The constable nodded and walked away.
‘So what are we doing now?’ Shakespeare asked.
‘I’ve got some paperwork to catch up on.’ Dennis cast a glance at Ella. She caught his meaning, and said, ‘I’m going to look over some of the calls from the public.’
‘Is there anything for me to do?’ Shakespeare asked.
‘Not really,’ Dennis said. ‘You can go on the phones if you want.’
Shakespeare looked dissatisfied. ‘I guess.’
‘Good-o,’ Dennis said. ‘We’ll call you if anything happens.’
When Shakespeare was out of sight down the corridor Dennis winked at Ella. ‘Let’s get out of here.’
11.20 am
At the end of Glebe Point Road sunlight shimmered on Rozelle Bay. In Angus’s car Sophie looked in the other direction, at Boyd Sawyer’s house.
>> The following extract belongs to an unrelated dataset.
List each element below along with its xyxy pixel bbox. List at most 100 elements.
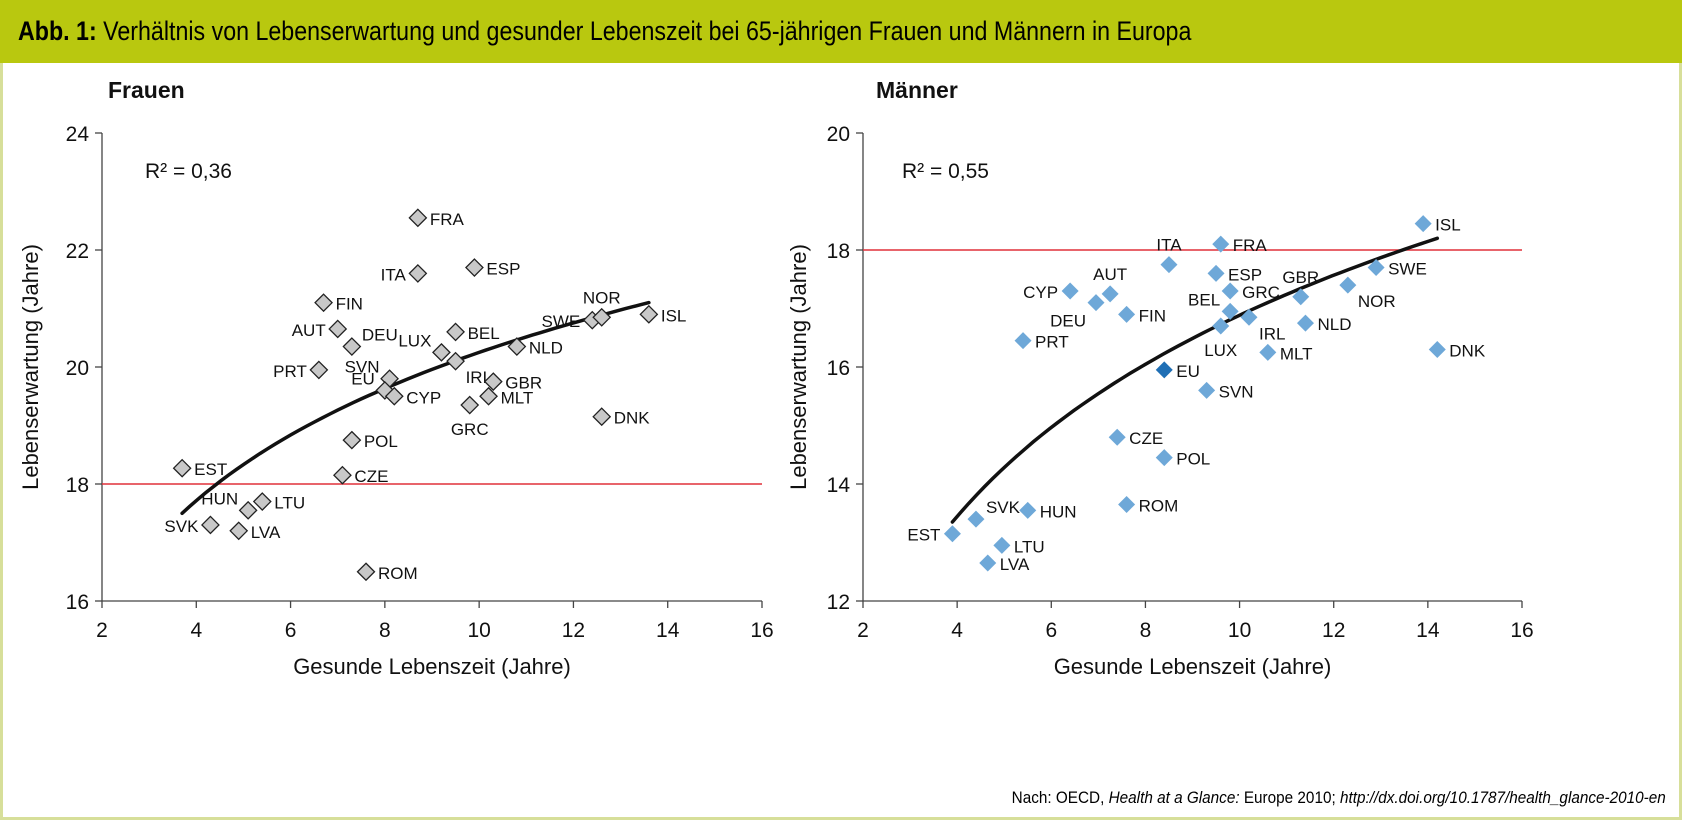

Freshly showered and dressed in clean navy ambulance uniform trousers and a blue T-shirt, and with a clean ambulance shirt neatly folded in a bag, she sat taut, stretched almost to breaking point, and thought of all that had happened since she’d last been here; then she saw a figure walk past a window in the house. ‘That’s him.’
Angus stared. ‘How come he’s not in custody?’
‘I don’t know.’
‘What exactly did the detectives tell you?’
‘What I told you before, that he was found overdosed but says he wasn’t involved. Plus they found a dummy like Lachlan’s beside his car at the wharf.’
‘They have all that plus motive and they let him go?’
It did seem wrong that Sawyer was free but Sophie didn’t want to acknowledge him as the likely culprit. Doing so would force her to recognise that Lachlan might be in the river. She turned away from the house. ‘Let’s go.’
As they headed into the city she twisted in her seat, examining every person on the street with a baby in their arms or in a pram. Angus drove without speaking, staying in the left lane and going slowly. ‘So where exactly are we going?’